We’re now at that Holy Grail point where with social media, marketers can gain a measure of offline return on ad spend by taking sales data and matching it within Facebook to determine whether a product was purchased by someone who had seen an ad. And where POS data isn’t available, geo-based targeting and tracking is an alternative optimization strategy. This scenario drives people toward in-store coupons pages, for example using geo-fencing to measure “directions to the store” page visits.
We’d like to share some additional ways marketers can optimize their return on the investment they make in social media.
An important recent innovation in marketers’ use of social media has been the ability to allow first-party data to be easily and inexpensively ingested in multiple ways. Examples of this capability include Facebook’s Custom Audiences, Twitter’s Tailored Audiences, and Snapchat’s Snap Audience Match.

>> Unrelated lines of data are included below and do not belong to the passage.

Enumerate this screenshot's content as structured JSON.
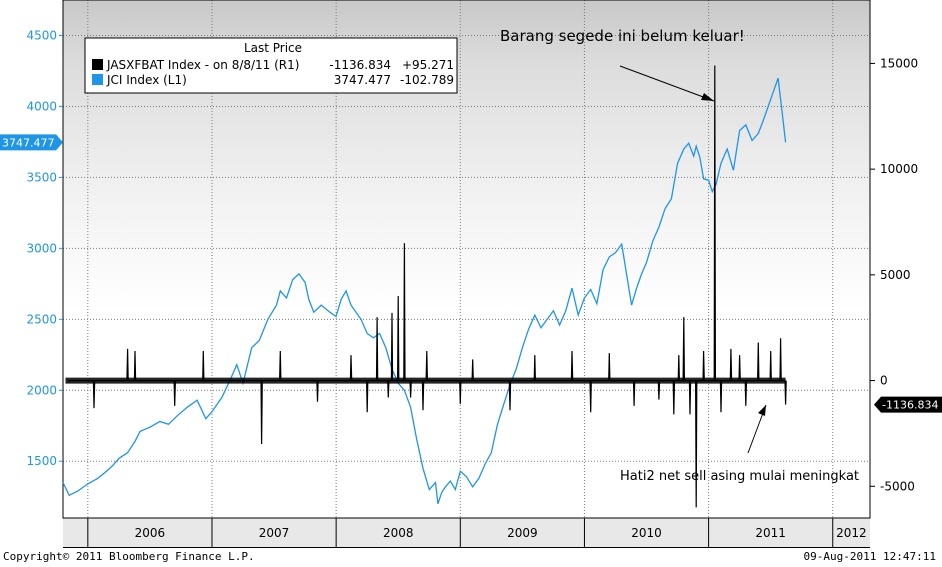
{
  "footer": {
    "copyright": "Copyright© 2011 Bloomberg Finance L.P.",
    "timestamp": "09-Aug-2011 12:47:11"
  },
  "chart_data": {
    "type": "line",
    "title": "",
    "legend": {
      "placement": "top-left",
      "header": "Last Price",
      "rows": [
        {
          "label": "JASXFBAT Index -   on 8/8/11  (R1)",
          "last": "-1136.834",
          "change": "+95.271",
          "color": "#000000"
        },
        {
          "label": "JCI Index  (L1)",
          "last": "3747.477",
          "change": "-102.789",
          "color": "#1f95e8"
        }
      ]
    },
    "left_axis": {
      "ticks": [
        1500,
        2000,
        2500,
        3000,
        3500,
        4000,
        4500
      ],
      "range": [
        1100,
        4750
      ],
      "last_value_label": "3747.477",
      "color": "#1f95e8"
    },
    "right_axis": {
      "ticks": [
        -5000,
        0,
        5000,
        10000,
        15000
      ],
      "tick_labels": [
        "-5000",
        "0",
        "5000",
        "10000",
        "15000"
      ],
      "range": [
        -6500,
        18000
      ],
      "last_value_label": "-1136.834"
    },
    "x_axis": {
      "categories": [
        "2006",
        "2007",
        "2008",
        "2009",
        "2010",
        "2011",
        "2012"
      ],
      "range": [
        2005.8,
        2012.3
      ],
      "grid": true
    },
    "series": [
      {
        "name": "JCI Index",
        "axis": "left",
        "color": "#1f95e8",
        "x": [
          2005.8,
          2005.85,
          2005.92,
          2006.0,
          2006.08,
          2006.15,
          2006.2,
          2006.25,
          2006.32,
          2006.38,
          2006.42,
          2006.5,
          2006.58,
          2006.65,
          2006.72,
          2006.8,
          2006.88,
          2006.95,
          2007.0,
          2007.08,
          2007.15,
          2007.2,
          2007.25,
          2007.32,
          2007.38,
          2007.45,
          2007.52,
          2007.55,
          2007.6,
          2007.65,
          2007.7,
          2007.75,
          2007.78,
          2007.82,
          2007.88,
          2007.95,
          2008.0,
          2008.04,
          2008.08,
          2008.12,
          2008.16,
          2008.2,
          2008.25,
          2008.3,
          2008.35,
          2008.4,
          2008.45,
          2008.5,
          2008.55,
          2008.6,
          2008.65,
          2008.7,
          2008.75,
          2008.8,
          2008.82,
          2008.85,
          2008.88,
          2008.92,
          2008.96,
          2009.0,
          2009.05,
          2009.1,
          2009.15,
          2009.2,
          2009.25,
          2009.3,
          2009.35,
          2009.4,
          2009.45,
          2009.5,
          2009.55,
          2009.6,
          2009.65,
          2009.7,
          2009.75,
          2009.8,
          2009.85,
          2009.9,
          2009.95,
          2010.0,
          2010.05,
          2010.1,
          2010.15,
          2010.2,
          2010.25,
          2010.3,
          2010.35,
          2010.38,
          2010.42,
          2010.46,
          2010.5,
          2010.55,
          2010.6,
          2010.65,
          2010.7,
          2010.75,
          2010.8,
          2010.84,
          2010.88,
          2010.9,
          2010.93,
          2010.96,
          2011.0,
          2011.03,
          2011.06,
          2011.1,
          2011.15,
          2011.2,
          2011.25,
          2011.3,
          2011.35,
          2011.4,
          2011.44,
          2011.48,
          2011.52,
          2011.56,
          2011.6,
          2011.62
        ],
        "values": [
          1350,
          1260,
          1290,
          1340,
          1380,
          1430,
          1470,
          1520,
          1560,
          1640,
          1710,
          1740,
          1780,
          1760,
          1820,
          1880,
          1930,
          1800,
          1850,
          1950,
          2080,
          2180,
          2050,
          2300,
          2350,
          2500,
          2600,
          2700,
          2650,
          2780,
          2820,
          2760,
          2640,
          2550,
          2600,
          2550,
          2520,
          2640,
          2700,
          2600,
          2550,
          2500,
          2400,
          2370,
          2400,
          2300,
          2150,
          2050,
          2000,
          1880,
          1650,
          1450,
          1300,
          1350,
          1200,
          1280,
          1320,
          1360,
          1300,
          1430,
          1390,
          1320,
          1380,
          1480,
          1560,
          1760,
          1900,
          2040,
          2150,
          2300,
          2430,
          2530,
          2440,
          2500,
          2560,
          2460,
          2560,
          2720,
          2530,
          2650,
          2710,
          2610,
          2850,
          2940,
          2970,
          3030,
          2760,
          2600,
          2720,
          2820,
          2900,
          3050,
          3150,
          3280,
          3350,
          3600,
          3700,
          3740,
          3650,
          3720,
          3640,
          3490,
          3480,
          3400,
          3450,
          3600,
          3700,
          3550,
          3830,
          3870,
          3760,
          3810,
          3900,
          4000,
          4100,
          4200,
          3900,
          3747
        ]
      },
      {
        "name": "JASXFBAT Index",
        "axis": "right",
        "color": "#000000",
        "x": [
          2006.05,
          2006.32,
          2006.38,
          2006.7,
          2006.93,
          2007.4,
          2007.55,
          2007.85,
          2008.12,
          2008.25,
          2008.33,
          2008.42,
          2008.45,
          2008.5,
          2008.55,
          2008.6,
          2008.7,
          2008.73,
          2009.0,
          2009.1,
          2009.4,
          2009.6,
          2009.9,
          2010.05,
          2010.2,
          2010.4,
          2010.6,
          2010.72,
          2010.76,
          2010.8,
          2010.85,
          2010.9,
          2010.96,
          2011.05,
          2011.1,
          2011.18,
          2011.25,
          2011.3,
          2011.4,
          2011.5,
          2011.58,
          2011.62
        ],
        "values": [
          -1300,
          1500,
          1400,
          -1200,
          1400,
          -3000,
          1400,
          -1000,
          1200,
          -1500,
          3000,
          -800,
          3200,
          4000,
          6500,
          -800,
          -1400,
          1400,
          -1100,
          1000,
          -1400,
          1200,
          1400,
          -1500,
          1300,
          -1200,
          -900,
          -1600,
          1200,
          3000,
          -1600,
          -6000,
          1400,
          14900,
          -1500,
          1500,
          1200,
          -1200,
          1800,
          1400,
          2000,
          -1136.834
        ]
      }
    ],
    "annotations": [
      {
        "text": "Barang segede ini belum keluar!",
        "x": 2009.95,
        "y": 16800,
        "axis": "right"
      },
      {
        "text": "Hati2  net sell asing mulai meningkat",
        "x": 2010.55,
        "y": -4300,
        "axis": "right"
      }
    ]
  }
}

It is possible to align campaign objectives by audience within these platforms, either by using offer ads to reintroduce a brand to audiences who have not made a purchase in the last 6 to 12 months, or by introducing new products and increasing purchase frequency with dynamic product ads. Targeting has thus reached a level of granularity that is producing better results for every dollar spent.
A logical next step for marketers using social media for targeting is lookalike audiences — that is, prospects that have many similar attributes to your top customers. Lookalike targeting isn’t a new concept — all platforms have their own methods of reaching “similar audiences” — but none of them seems to have extrapolated to having insights about the modeling and what is behind it. Rather than relying on one platform, marketers might consider leveraging a social ad-tech solution such as 4C Insights.
There are two reasons why this is a good idea. First, there is no certainty that first-party audiences will match demographically with lookalike audiences, since factors such as age, gender and location may be equally weighted among likes and interests within the algorithms. Second, and more obviously, the platforms will sometimes inflate the cost-per-impressions on their lookalike audiences.
Brands need to make sure that they have the Facebook pixel installed on their website — something that may seem obvious, but in fact many sites don’t have this tracking code properly integrated. Facebook’s remarketing pixel can help target all site visitors for up to 180 days at a granular level, giving brands a leg up in their targeting efforts.
Even with today’s data-driven approach to marketing, many brands are still using outmoded performance measures such as shares and likes, which do not translate into return on investment. Now there are ways to report on actual business goals achieved through social ad spend — typically sales and/or in-store visitors. Measuring offline conversions within the social media platforms is relatively straightforward as long as analytics and tracking have been properly implemented and maintained.
As mentioned above, Facebook and other platforms now allow marketers to connect offline transactions and events to their digital media efforts, providing a more objective measure of offline return on ad spend.
The importance and evolution of the social media platforms is nearly unparalleled in digital marketing. Until very recent years, businesses used social networks only to communicate to audiences that already knew them, or that may have been liked or shared by that audience. With this new ability to ingest first-party data for targeting and measurement, brands can now reach current customers, and find new ones, more often. This, combined with the fact that social media is driving more direct sales, makes it almost a certainty that the power of social platforms will only continue to increase and multiply.